The following commentary is by Bonnie Scott Jones, a senior attorney at the Center for Reproductive Rights.

In a stunning sacrifice of women’s health and physician judgment, the majority has held that where differences of opinion exist in the medical community, politicians may decide what doctors should do. This decision gives legislatures sweeping reign in the abortion context because there will always be differences of opinion among experts and practitioners about how best to protect the health of women seeking abortions. Indeed, given the nature of science, the diverse religious and moral views held by Americans, and the ease of creating and publishing (junk) science, those differences are inevitable on any issue intertwining medicine and morality. Accordingly, the decision opens the door for legislatures to dictate medical treatment in virtually any area of medical practice. By holding that legislatures are free to regulate whenever such differences of opinion exist, the Court has left Americans with politicians rather than doctors making medical decisions for them. The health costs of that holding today fall upon the one-third of American women who will obtain abortions in their lifetime.

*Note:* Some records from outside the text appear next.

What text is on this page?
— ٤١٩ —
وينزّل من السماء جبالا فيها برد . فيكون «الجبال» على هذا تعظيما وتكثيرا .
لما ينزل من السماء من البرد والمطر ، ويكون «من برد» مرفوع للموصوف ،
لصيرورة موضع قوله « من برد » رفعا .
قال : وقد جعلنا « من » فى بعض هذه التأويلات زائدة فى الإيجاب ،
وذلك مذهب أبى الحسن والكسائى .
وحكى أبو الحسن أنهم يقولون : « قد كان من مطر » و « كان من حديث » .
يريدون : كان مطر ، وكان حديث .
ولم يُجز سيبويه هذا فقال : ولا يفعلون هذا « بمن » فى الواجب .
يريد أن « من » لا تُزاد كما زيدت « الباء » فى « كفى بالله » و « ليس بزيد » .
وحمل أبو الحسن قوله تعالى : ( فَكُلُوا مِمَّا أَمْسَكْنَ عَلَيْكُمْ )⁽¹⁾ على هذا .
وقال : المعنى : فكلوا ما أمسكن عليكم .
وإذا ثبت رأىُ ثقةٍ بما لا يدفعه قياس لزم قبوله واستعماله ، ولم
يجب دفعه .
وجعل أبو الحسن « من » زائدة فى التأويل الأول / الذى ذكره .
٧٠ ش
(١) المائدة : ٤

Today’s decision constitutes not only a profound setback for woman’s health, but a sharp reversal from prior abortion jurisprudence. While the majority never admits to overturning precedent, it clearly does so. The most blatant reversal is of a central holding of Stenberg v. Carhart, the Supreme Court’s most recent abortion decision. The Stenberg Court held that where there is a dispute in the medical community about whether an abortion restriction could endanger women’s health, and where “substantial medical authority” supports the position that it could, then the restriction must contain a health exception. Today’s decision holds the very opposite: that where there is a dispute in the medical community about whether an abortion restriction could endanger woman’s health, no health exception is required. Thus, while Roberts and Alito gave lip service in their confirmation hearings to the importance of observing precedent and following established law, they did just the opposite in this case, granting certiorari — despite the fact that all three appellate courts to consider the Act applied the same controlling precedent and came to the same holding — and overruling a recent ruling disfavored by the new majority.

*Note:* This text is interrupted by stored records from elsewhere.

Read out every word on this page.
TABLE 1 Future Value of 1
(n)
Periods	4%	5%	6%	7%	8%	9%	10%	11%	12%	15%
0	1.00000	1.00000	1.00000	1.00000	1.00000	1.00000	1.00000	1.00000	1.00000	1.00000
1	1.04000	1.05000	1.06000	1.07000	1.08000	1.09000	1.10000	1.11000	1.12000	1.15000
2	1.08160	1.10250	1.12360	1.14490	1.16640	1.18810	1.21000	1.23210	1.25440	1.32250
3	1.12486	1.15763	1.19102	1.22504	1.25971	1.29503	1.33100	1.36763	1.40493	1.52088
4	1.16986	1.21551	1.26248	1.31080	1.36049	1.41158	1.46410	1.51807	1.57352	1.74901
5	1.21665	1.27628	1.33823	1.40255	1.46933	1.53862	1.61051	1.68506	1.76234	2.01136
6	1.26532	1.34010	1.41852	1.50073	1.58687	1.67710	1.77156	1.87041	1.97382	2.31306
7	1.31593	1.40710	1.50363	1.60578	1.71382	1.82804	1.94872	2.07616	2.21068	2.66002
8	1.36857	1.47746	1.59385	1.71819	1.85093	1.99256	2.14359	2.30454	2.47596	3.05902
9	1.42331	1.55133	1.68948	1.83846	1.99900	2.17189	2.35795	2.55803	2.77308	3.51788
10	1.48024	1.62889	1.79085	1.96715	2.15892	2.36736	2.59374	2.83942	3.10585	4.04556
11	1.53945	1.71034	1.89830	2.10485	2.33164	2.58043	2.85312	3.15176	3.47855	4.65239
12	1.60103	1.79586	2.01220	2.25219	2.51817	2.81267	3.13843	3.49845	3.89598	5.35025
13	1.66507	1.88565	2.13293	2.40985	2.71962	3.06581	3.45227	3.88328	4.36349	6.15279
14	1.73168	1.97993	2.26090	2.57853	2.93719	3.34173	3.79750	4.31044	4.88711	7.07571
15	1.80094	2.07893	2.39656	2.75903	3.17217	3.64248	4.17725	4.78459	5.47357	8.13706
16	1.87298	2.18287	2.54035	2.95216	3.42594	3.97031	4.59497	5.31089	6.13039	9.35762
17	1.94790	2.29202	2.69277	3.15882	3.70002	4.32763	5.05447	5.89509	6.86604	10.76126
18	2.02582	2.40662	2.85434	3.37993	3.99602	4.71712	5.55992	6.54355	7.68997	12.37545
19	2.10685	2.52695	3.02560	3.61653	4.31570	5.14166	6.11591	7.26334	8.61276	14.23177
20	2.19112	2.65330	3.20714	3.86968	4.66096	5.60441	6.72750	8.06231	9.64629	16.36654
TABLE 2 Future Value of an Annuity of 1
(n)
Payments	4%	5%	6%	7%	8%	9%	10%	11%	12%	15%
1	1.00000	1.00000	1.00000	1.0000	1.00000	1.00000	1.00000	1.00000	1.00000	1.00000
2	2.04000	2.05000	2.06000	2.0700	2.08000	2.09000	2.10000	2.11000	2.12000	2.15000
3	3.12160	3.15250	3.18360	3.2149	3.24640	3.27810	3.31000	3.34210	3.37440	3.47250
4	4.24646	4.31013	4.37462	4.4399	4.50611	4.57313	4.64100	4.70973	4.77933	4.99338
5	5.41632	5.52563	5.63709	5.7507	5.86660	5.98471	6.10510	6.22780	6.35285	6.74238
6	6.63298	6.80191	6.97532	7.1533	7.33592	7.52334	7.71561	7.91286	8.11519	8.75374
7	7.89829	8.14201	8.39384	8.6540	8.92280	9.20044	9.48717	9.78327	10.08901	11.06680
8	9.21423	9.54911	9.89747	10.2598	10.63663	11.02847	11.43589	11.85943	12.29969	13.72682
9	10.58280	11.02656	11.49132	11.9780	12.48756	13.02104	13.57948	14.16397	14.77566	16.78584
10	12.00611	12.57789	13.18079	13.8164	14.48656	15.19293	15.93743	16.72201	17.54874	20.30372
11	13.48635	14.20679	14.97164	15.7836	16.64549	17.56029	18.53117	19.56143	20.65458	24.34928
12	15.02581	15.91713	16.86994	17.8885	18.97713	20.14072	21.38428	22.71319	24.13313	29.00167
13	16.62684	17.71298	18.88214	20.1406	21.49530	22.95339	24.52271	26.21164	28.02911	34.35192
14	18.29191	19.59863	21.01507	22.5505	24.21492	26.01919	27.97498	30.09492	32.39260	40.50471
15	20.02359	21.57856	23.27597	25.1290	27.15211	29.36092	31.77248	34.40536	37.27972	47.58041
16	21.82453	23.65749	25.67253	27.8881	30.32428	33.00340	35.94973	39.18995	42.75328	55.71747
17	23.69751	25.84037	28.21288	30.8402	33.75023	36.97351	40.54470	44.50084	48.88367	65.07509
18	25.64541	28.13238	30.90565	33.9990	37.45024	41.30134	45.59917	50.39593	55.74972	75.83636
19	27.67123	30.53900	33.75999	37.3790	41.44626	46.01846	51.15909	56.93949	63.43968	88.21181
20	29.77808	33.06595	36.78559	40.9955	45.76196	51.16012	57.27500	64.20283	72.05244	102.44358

In addition to directly overturning Stenberg’s mandate to protect women’s health in the face of medical uncertainty, today’s ruling abandons core principles of Roe v. Wade and Planned Parenthood v. Casey. For over thirty years, abortion jurisprudence has required that women’s health be held paramount and not sacrificed to the government’s interest in potential life. Today, the Court has held that Congress, in the name of promoting respect for human life, may require doctors to change their abortion methods in ways that are less safe for women. The majority has also signaled its likely shift away from the holding of Casey that an abortion restriction is facially unconstitutional if it imposes an undue burden on a large fraction of the women to whom the restriction is relevant. Although the majority claims not to be deciding the standard applicable to facial abortion challenges, it makes clear its position that as-applied, rather than facial, challenges are the more appropriate (if not the only) mechanism for attacking abortion restrictions.

Finally, in light of these other shifts away from prior precedent, it does not seem alarmist to note that the central holdings of Roe and Casey – that a woman has a right to make the ultimate decision to terminate a pregnancy prior to viability, and that the state may not impose an undue burden on that right – were only “assumed” by the majority, not stated as the controlling law.